Les vieillards, dit-on, sont désabusés, tandis que les jeunes gens sont pleins d’allant. Le jeunisme benêt en fait une loi d’airain et tend son micro à tous les adolescents, persuadé que leur jeune âge suffit à les rendre prophètes. C’est oublier que la vraie jeunesse ne se mesure pas en années : il y a des vieillards de 15 ans et des jeunes gens de 80. C’est pourquoi, en cette rentrée scolaire qui met par définition les projecteurs sur les jeunes générations, ce sont plutôt des paroles prononcées par un homme au crépuscule de sa longue vie que nous écouterons.
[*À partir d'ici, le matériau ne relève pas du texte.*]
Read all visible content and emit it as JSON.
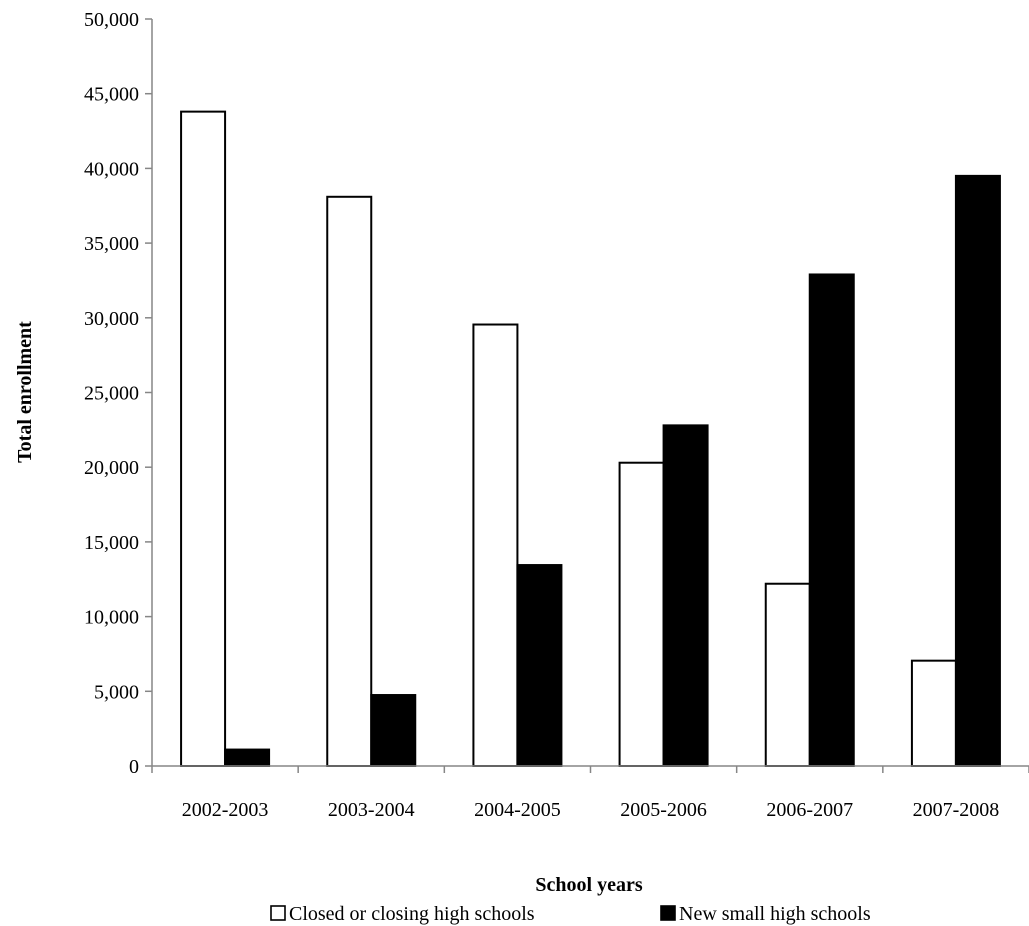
{
  "chart_data": {
    "type": "bar",
    "title": "",
    "xlabel": "School years",
    "ylabel": "Total enrollment",
    "categories": [
      "2002-2003",
      "2003-2004",
      "2004-2005",
      "2005-2006",
      "2006-2007",
      "2007-2008"
    ],
    "series": [
      {
        "name": "Closed or closing high schools",
        "color": "#ffffff",
        "stroke": "#000000",
        "values": [
          43800,
          38100,
          29550,
          20300,
          12200,
          7050
        ]
      },
      {
        "name": "New small high schools",
        "color": "#000000",
        "stroke": "#000000",
        "values": [
          1100,
          4750,
          13450,
          22800,
          32900,
          39500
        ]
      }
    ],
    "ylim": [
      0,
      50000
    ],
    "yticks": [
      0,
      5000,
      10000,
      15000,
      20000,
      25000,
      30000,
      35000,
      40000,
      45000,
      50000
    ],
    "ytick_labels": [
      "0",
      "5,000",
      "10,000",
      "15,000",
      "20,000",
      "25,000",
      "30,000",
      "35,000",
      "40,000",
      "45,000",
      "50,000"
    ],
    "grid": false,
    "legend_position": "bottom"
  }
}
Quatre-vingt-trois ans. C’est l’âge qu’avait Claudel en 1951, quand il donna à la radio de longs entretiens publiés ensuite sous le titre de Mémoires improvisés. Beaucoup donneraient cher pour conserver au même âge une telle mémoire et un tel talent pour improviser. On ne peut qu’admirer la capacité du poète à rendre vivant et à portée de main tout ce dont il parle. On savoure aussi son évidente familiarité avec les plus grands chefs-d’œuvre de l’humanité, ainsi qu’avec l’Écriture sainte, à laquelle il consacra l’essentiel des vingt-cinq dernières années de sa vie. Ce qui frappe le plus, toutefois, est la jeunesse de ce vieil homme, qui semble ignorer le retour en arrière nostalgique et la comparaison désabusée du présent avec le passé. Oui, malgré deux guerres mondiales et l’effondrement de tout ce qui semblait encore à peu près stable dans le monde du jeune homme né en 1868, Claudel estimait vivre sa vieillesse dans un monde plus heureux que celui de son enfance.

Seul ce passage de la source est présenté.